Nel 2006, il calciatore francese, affettuosamente chiamato “Zizou” e ampiamente considerato uno dei migliori che abbia mai messo piede in campo, aveva vinto la seconda Coppa del Mondo FIFA quando in una frazione di secondo tutto cambiò.
Il centrocampista era al 109′ della finale di Berlino contro l’Italia, dopo aver dato un vantaggio alla sua squadra nella fase iniziale, quando lui e il difensore avversario Marco Materazzi scambiarono quelle che sembravano parole spensierate. Senza preavviso, tuttavia, Zidane girò sui talloni e sferrò una testata al petto di Materazzi che mandò a terra l’uomo più alto.

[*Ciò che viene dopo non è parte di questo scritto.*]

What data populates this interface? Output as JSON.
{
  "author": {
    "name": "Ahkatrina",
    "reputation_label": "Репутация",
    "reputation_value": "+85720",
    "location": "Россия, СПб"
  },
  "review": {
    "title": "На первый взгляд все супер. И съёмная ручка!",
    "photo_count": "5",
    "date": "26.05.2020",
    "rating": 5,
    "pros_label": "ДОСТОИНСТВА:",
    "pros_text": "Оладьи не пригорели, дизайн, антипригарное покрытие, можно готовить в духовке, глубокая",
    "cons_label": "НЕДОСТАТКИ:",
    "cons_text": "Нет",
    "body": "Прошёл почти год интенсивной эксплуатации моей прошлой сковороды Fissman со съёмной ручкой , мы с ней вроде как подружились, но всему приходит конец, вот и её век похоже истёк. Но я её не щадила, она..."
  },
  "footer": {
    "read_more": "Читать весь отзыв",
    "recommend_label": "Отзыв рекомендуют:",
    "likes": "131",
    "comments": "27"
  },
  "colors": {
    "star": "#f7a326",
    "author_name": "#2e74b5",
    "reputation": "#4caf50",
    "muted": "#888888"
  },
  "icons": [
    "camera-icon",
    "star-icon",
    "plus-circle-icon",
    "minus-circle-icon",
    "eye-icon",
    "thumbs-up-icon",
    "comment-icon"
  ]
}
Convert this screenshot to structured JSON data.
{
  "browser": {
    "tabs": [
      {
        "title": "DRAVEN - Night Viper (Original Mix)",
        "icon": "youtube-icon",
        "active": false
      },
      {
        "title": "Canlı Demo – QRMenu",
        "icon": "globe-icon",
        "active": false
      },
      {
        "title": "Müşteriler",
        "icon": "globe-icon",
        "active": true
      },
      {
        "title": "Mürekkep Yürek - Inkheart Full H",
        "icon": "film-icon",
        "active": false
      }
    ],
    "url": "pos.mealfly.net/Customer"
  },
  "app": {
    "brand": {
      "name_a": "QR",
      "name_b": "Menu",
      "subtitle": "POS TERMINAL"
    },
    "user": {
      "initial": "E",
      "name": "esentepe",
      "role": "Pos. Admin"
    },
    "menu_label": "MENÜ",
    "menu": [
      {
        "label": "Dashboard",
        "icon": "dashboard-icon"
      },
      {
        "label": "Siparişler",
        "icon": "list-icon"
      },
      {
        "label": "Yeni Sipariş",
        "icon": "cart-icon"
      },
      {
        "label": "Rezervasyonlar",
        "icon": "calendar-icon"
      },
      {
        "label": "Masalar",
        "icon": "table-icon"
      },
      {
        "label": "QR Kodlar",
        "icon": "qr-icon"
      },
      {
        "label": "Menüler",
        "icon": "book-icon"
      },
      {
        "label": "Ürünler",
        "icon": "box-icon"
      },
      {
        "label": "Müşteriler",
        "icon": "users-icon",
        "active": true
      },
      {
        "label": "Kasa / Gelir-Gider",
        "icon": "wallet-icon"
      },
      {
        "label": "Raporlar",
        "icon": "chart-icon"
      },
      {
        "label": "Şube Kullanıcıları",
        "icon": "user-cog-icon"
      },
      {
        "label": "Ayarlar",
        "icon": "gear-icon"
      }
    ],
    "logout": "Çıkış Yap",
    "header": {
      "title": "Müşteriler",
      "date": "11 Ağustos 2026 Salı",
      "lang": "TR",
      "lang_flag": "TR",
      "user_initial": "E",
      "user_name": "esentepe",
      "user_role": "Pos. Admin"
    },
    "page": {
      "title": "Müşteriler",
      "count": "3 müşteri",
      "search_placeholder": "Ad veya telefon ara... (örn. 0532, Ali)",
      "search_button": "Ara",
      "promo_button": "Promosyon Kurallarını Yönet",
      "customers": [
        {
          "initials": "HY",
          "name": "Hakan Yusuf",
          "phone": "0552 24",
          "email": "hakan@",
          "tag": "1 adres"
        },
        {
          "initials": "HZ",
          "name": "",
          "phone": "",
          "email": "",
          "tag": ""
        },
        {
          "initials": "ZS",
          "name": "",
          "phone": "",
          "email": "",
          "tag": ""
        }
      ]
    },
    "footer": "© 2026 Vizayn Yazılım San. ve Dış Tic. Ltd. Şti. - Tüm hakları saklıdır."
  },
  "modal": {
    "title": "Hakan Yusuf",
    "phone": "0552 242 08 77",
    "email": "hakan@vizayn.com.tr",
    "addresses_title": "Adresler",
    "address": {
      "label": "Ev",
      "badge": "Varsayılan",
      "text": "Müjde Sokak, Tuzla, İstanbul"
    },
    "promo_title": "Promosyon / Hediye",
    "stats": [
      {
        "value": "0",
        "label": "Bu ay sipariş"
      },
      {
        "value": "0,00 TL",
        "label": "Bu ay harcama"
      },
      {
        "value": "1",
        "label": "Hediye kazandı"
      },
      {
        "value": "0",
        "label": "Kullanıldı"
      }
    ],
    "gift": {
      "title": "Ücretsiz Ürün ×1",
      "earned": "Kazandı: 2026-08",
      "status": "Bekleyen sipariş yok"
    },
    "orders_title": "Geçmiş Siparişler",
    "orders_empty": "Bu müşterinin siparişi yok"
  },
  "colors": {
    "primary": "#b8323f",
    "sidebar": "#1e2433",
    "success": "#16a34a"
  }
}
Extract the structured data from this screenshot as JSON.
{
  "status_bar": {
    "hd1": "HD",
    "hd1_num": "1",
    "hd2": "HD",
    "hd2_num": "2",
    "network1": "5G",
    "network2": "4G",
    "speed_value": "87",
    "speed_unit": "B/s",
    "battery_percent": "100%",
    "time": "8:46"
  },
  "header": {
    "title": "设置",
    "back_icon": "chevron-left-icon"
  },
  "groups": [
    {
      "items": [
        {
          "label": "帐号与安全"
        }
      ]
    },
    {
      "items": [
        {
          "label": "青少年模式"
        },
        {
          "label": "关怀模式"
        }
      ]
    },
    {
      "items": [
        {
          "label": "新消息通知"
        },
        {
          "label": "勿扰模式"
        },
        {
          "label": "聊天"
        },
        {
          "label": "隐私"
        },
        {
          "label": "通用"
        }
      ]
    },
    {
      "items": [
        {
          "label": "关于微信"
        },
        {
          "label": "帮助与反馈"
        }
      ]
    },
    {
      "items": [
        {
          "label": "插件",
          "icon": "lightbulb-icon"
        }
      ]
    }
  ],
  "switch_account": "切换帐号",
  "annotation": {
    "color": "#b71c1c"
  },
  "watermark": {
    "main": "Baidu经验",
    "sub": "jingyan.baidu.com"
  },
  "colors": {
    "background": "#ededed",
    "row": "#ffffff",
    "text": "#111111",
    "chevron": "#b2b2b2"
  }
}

Anche se inizialmente l’interazione sembrava persa nel caos del campo (la palla era rimasta in campo), ufficiale Luis Medina Cantalejo confermato al capo arbitro Orazio Elizondo che aveva visto la testata verificarsi con i suoi occhi.
Non avendo altra scelta, Elizondo emette un cartellino rosso e Zidane, che aveva confermato che si sarebbe ritirato dallo sport alla fine dell’anno, viene espulso dal gioco.